42 banks, saccos bid for KMRC home loans

Kenya Mortgage Refinance Company (KMRC) CEO Johnstone Oltetia addressing participants during the Annual General Meeting (AGM) of Nation DT Sacco at St. Andrews Church in Nyerere Road, Nairobi on February 15, 2025.

Photo credit: File | Nation Media Group

The Kenya Mortgage Refinance Company (KMRC) is reviewing documents from 42 commercial banks and saccos for eligibility to start accessing funds for onward lending to potential home buyers after the firm opened to non-shareholding lenders last year.

A confidential expression of interest document seen by the Business Daily shows that two tier-one commercial banks are among 13 lenders waiting to start getting long-term loans from KMRC to start offering subsidised mortgages.

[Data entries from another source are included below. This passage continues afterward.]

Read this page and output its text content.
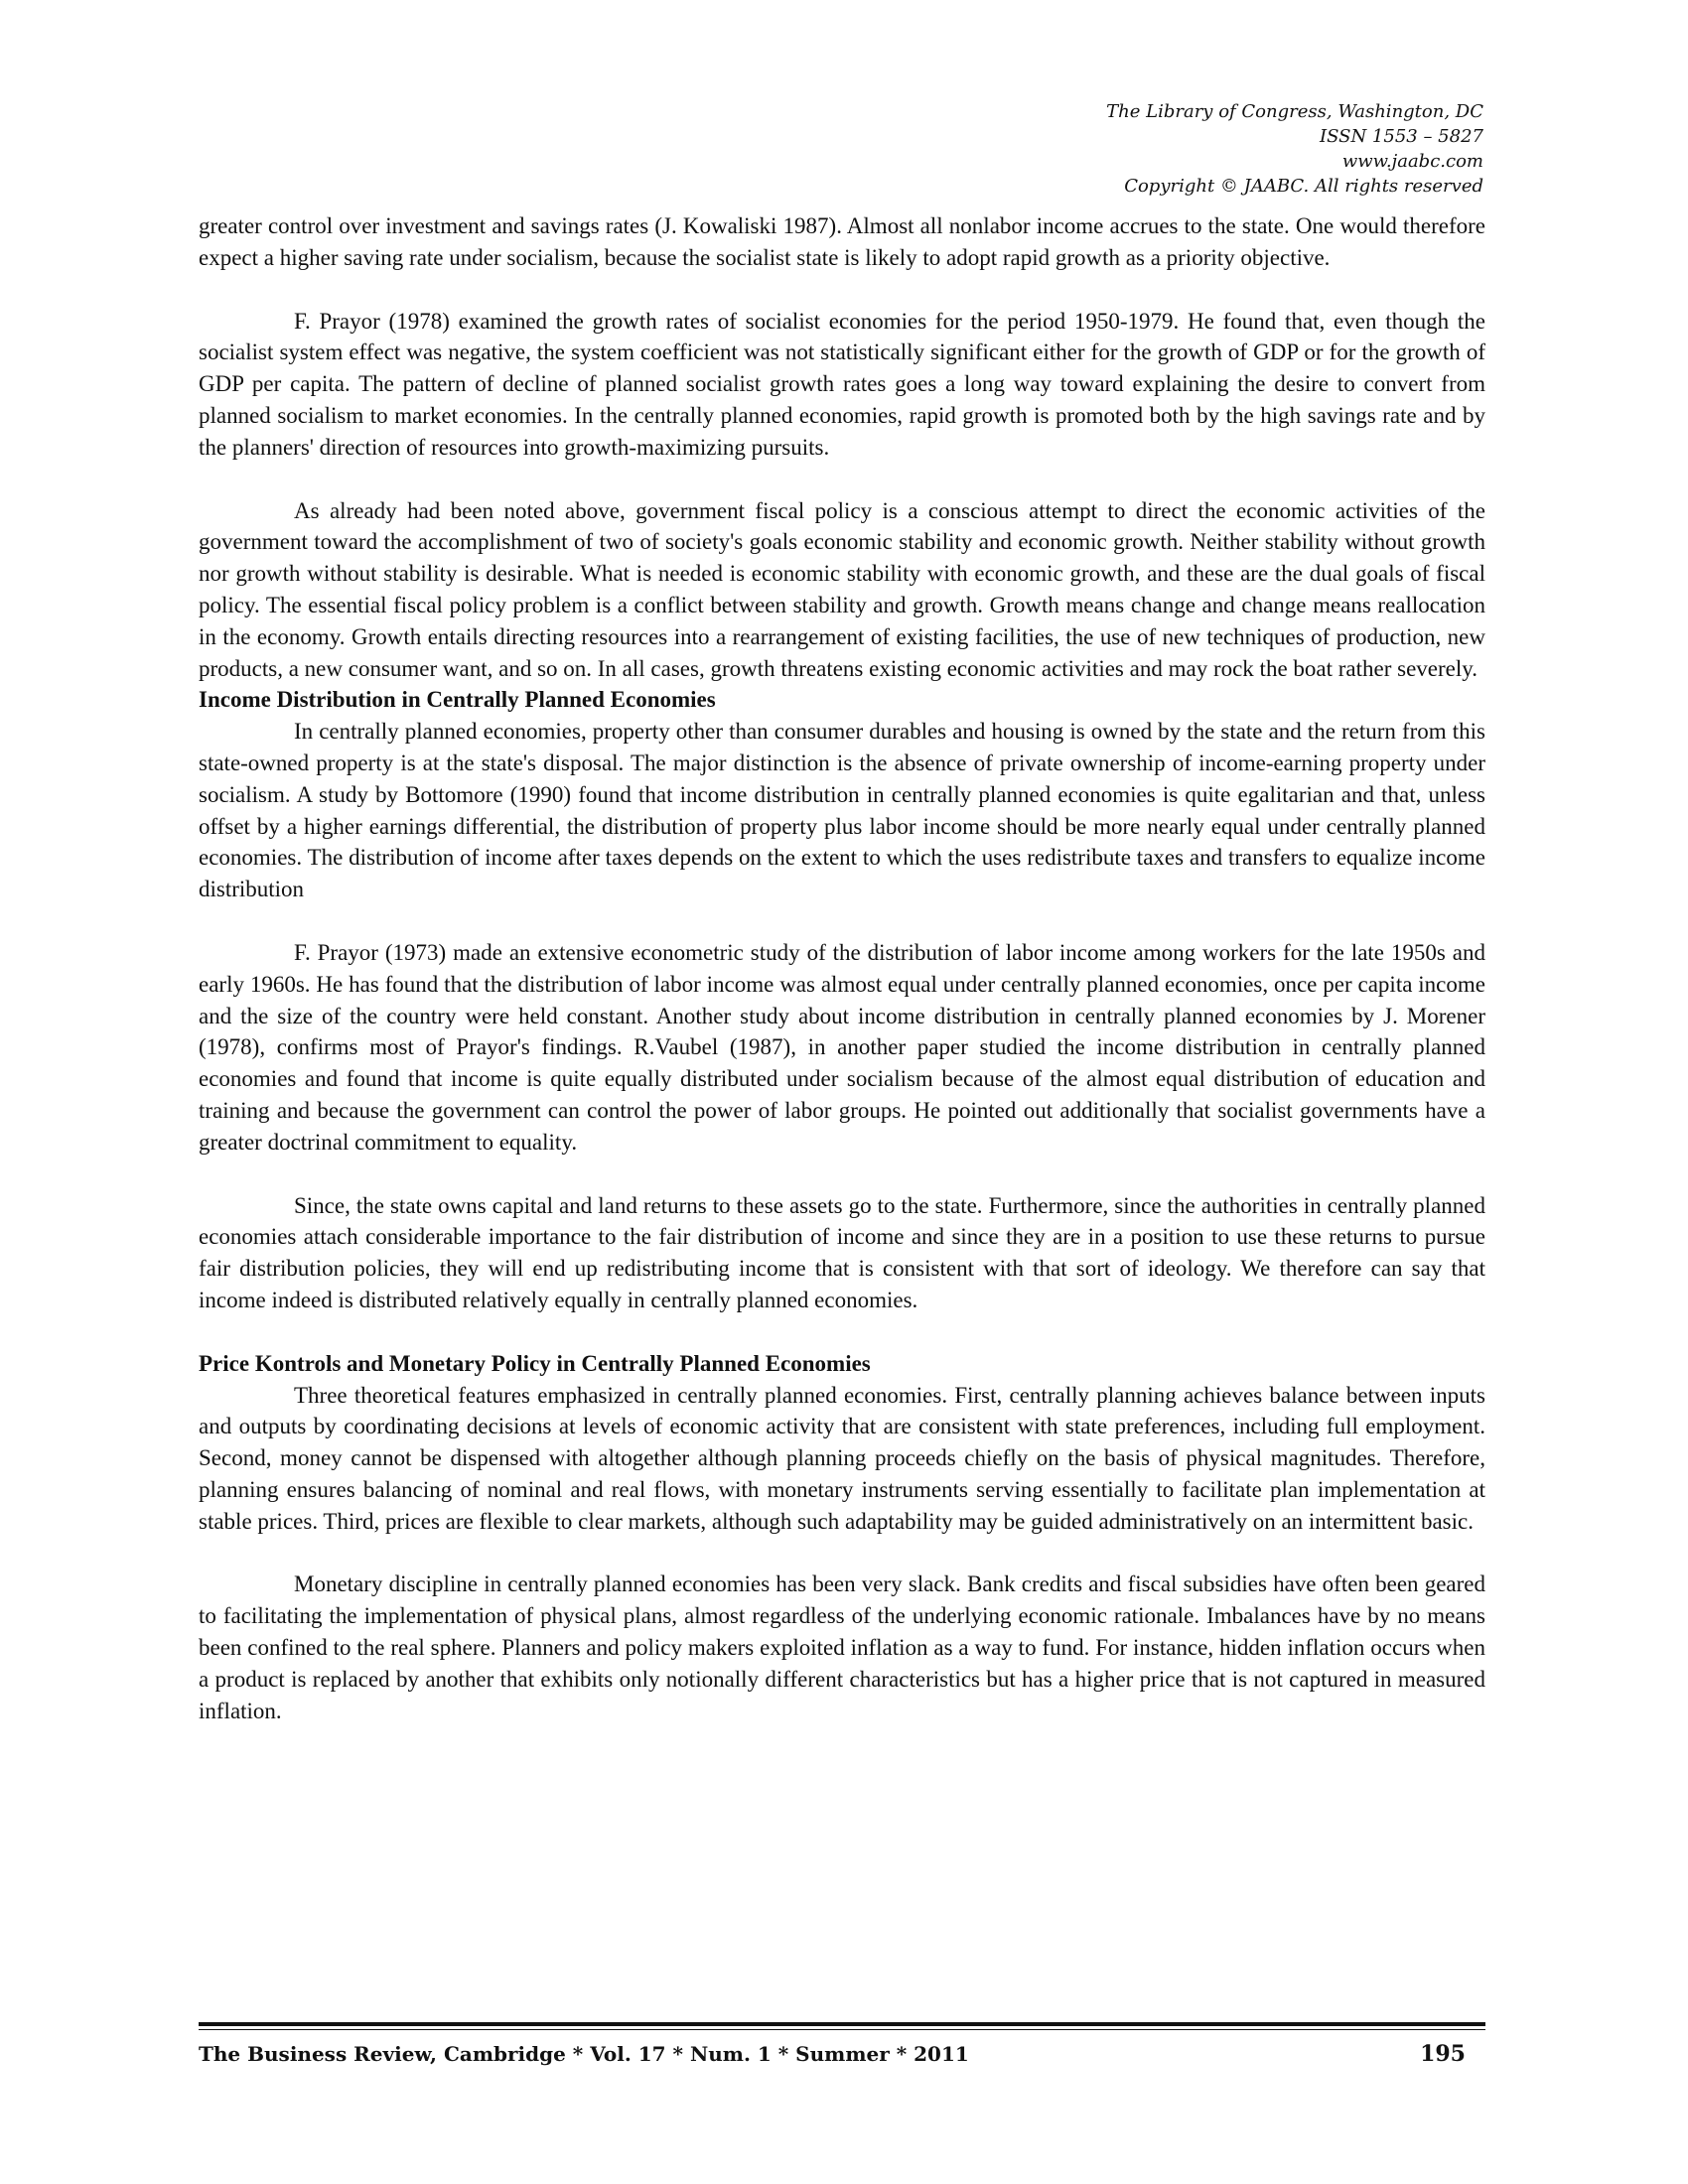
The Library of Congress, Washington, DC
ISSN 1553 – 5827
www.jaabc.com
Copyright © JAABC. All rights reserved

greater control over investment and savings rates (J. Kowaliski 1987). Almost all nonlabor income accrues to the state. One would therefore expect a higher saving rate under socialism, because the socialist state is likely to adopt rapid growth as a priority objective.

F. Prayor (1978) examined the growth rates of socialist economies for the period 1950-1979. He found that, even though the socialist system effect was negative, the system coefficient was not statistically significant either for the growth of GDP or for the growth of GDP per capita. The pattern of decline of planned socialist growth rates goes a long way toward explaining the desire to convert from planned socialism to market economies. In the centrally planned economies, rapid growth is promoted both by the high savings rate and by the planners' direction of resources into growth-maximizing pursuits.

As already had been noted above, government fiscal policy is a conscious attempt to direct the economic activities of the government toward the accomplishment of two of society's goals economic stability and economic growth. Neither stability without growth nor growth without stability is desirable. What is needed is economic stability with economic growth, and these are the dual goals of fiscal policy. The essential fiscal policy problem is a conflict between stability and growth. Growth means change and change means reallocation in the economy. Growth entails directing resources into a rearrangement of existing facilities, the use of new techniques of production, new products, a new consumer want, and so on. In all cases, growth threatens existing economic activities and may rock the boat rather severely.

Income Distribution in Centrally Planned Economies

In centrally planned economies, property other than consumer durables and housing is owned by the state and the return from this state-owned property is at the state's disposal. The major distinction is the absence of private ownership of income-earning property under socialism. A study by Bottomore (1990) found that income distribution in centrally planned economies is quite egalitarian and that, unless offset by a higher earnings differential, the distribution of property plus labor income should be more nearly equal under centrally planned economies. The distribution of income after taxes depends on the extent to which the uses redistribute taxes and transfers to equalize income distribution

F. Prayor (1973) made an extensive econometric study of the distribution of labor income among workers for the late 1950s and early 1960s. He has found that the distribution of labor income was almost equal under centrally planned economies, once per capita income and the size of the country were held constant. Another study about income distribution in centrally planned economies by J. Morener (1978), confirms most of Prayor's findings. R.Vaubel (1987), in another paper studied the income distribution in centrally planned economies and found that income is quite equally distributed under socialism because of the almost equal distribution of education and training and because the government can control the power of labor groups. He pointed out additionally that socialist governments have a greater doctrinal commitment to equality.

Since, the state owns capital and land returns to these assets go to the state. Furthermore, since the authorities in centrally planned economies attach considerable importance to the fair distribution of income and since they are in a position to use these returns to pursue fair distribution policies, they will end up redistributing income that is consistent with that sort of ideology. We therefore can say that income indeed is distributed relatively equally in centrally planned economies.

Price Kontrols and Monetary Policy in Centrally Planned Economies

Three theoretical features emphasized in centrally planned economies. First, centrally planning achieves balance between inputs and outputs by coordinating decisions at levels of economic activity that are consistent with state preferences, including full employment. Second, money cannot be dispensed with altogether although planning proceeds chiefly on the basis of physical magnitudes. Therefore, planning ensures balancing of nominal and real flows, with monetary instruments serving essentially to facilitate plan implementation at stable prices. Third, prices are flexible to clear markets, although such adaptability may be guided administratively on an intermittent basic.

Monetary discipline in centrally planned economies has been very slack. Bank credits and fiscal subsidies have often been geared to facilitating the implementation of physical plans, almost regardless of the underlying economic rationale. Imbalances have by no means been confined to the real sphere. Planners and policy makers exploited inflation as a way to fund. For instance, hidden inflation occurs when a product is replaced by another that exhibits only notionally different characteristics but has a higher price that is not captured in measured inflation.

The Business Review, Cambridge * Vol. 17 * Num. 1 * Summer * 2011	195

The list also contains 29 saccos.

The firms are bidding to join 20 lenders – nine banks and 11 saccos – who access subsidised housing loans as shareholders of KMRC.

This is after KMRC opened up its Mortgage Liquidity Facility to non-shareholders to broaden access to home loans in a country with a thin retail market of slightly more than 30,000 accounts.

“The condition is that you should be prudentially regulated by either CBK (Central Bank of Kenya) or Sasra (Saccos Regulatory Authority) because there are institutions which are not prudentially regulated such as those regulated by ministries,” KMRC Chief Executive Officer Johnstone Oltetia told the Business Daily on March 27.

“All commercial banks should be offering mortgages to qualify for KMRC refinancing, while Saccos should express an intention to start.”

KMRC, which is 25.3 percent owned by the government, offers funds to primary mortgage lenders at an annual interest of five percent.

The primary lenders are then expected to advance the mortgages to prospective homebuyers at a fixed single-digit rate, which currently averages 9.95 percent, with a repayment period of up to 25 years.

The KMRC’s facility also allows lenders to offer a loan-to-value ratio of 105 percent compared with the industry’s average of 90 percent, enabling homebuyers to cover associated transaction costs such as legal fees and stamp duties in addition to the cost of the unit.

The Business Daily has not publicly disclosed the names of the banks and lenders who have applied to start drawing funds from KMRC for confidentiality reasons.

However, I&M Bank which is one of the lenders on the list is marketing KMRC-backed mortgages under its Miliki Nyumba product.

“We are currently undertaking the process of approval which includes assessing their creditworthiness just like a bank will assess that of a borrower,” Mr Oltetia said.

“We also check that they comply with the prudential regulations, they are profitable, we go on-site and check that they have a mortgage book and review it to ascertain it complies with KMRC requirements.”

KMRC-backed loans should conform to the environmental and social impact criteria by the National Environment Management Authority (Nema), locking out houses on land in heritage sites, flood-prone areas, and road reserves.

KMRC raised €219 million (about Sh28.47 billion at the current exchange rate) from the World Bank in 2020 under a facility that expires this June and €90 million (about Sh13.23 billion) from the African Development Bank which expires mid-2026.

The firm also raised about Sh1.4 billion from the first bond issued in February 2022 and plans to raise more cash through a second one to finance various projects.

KCB, Co-op, NCBA, Stanbic, DTB, Absa, HFC, and Credit banks control about 44 percent stake in KMRC, while Mwalimu, Unaitas, Stima, Ukulima, Harambee, Kenya Police, Safaricom, Imarika, Bingawa, Tower and Imarisha saccos own about 9.9 percent shareholding.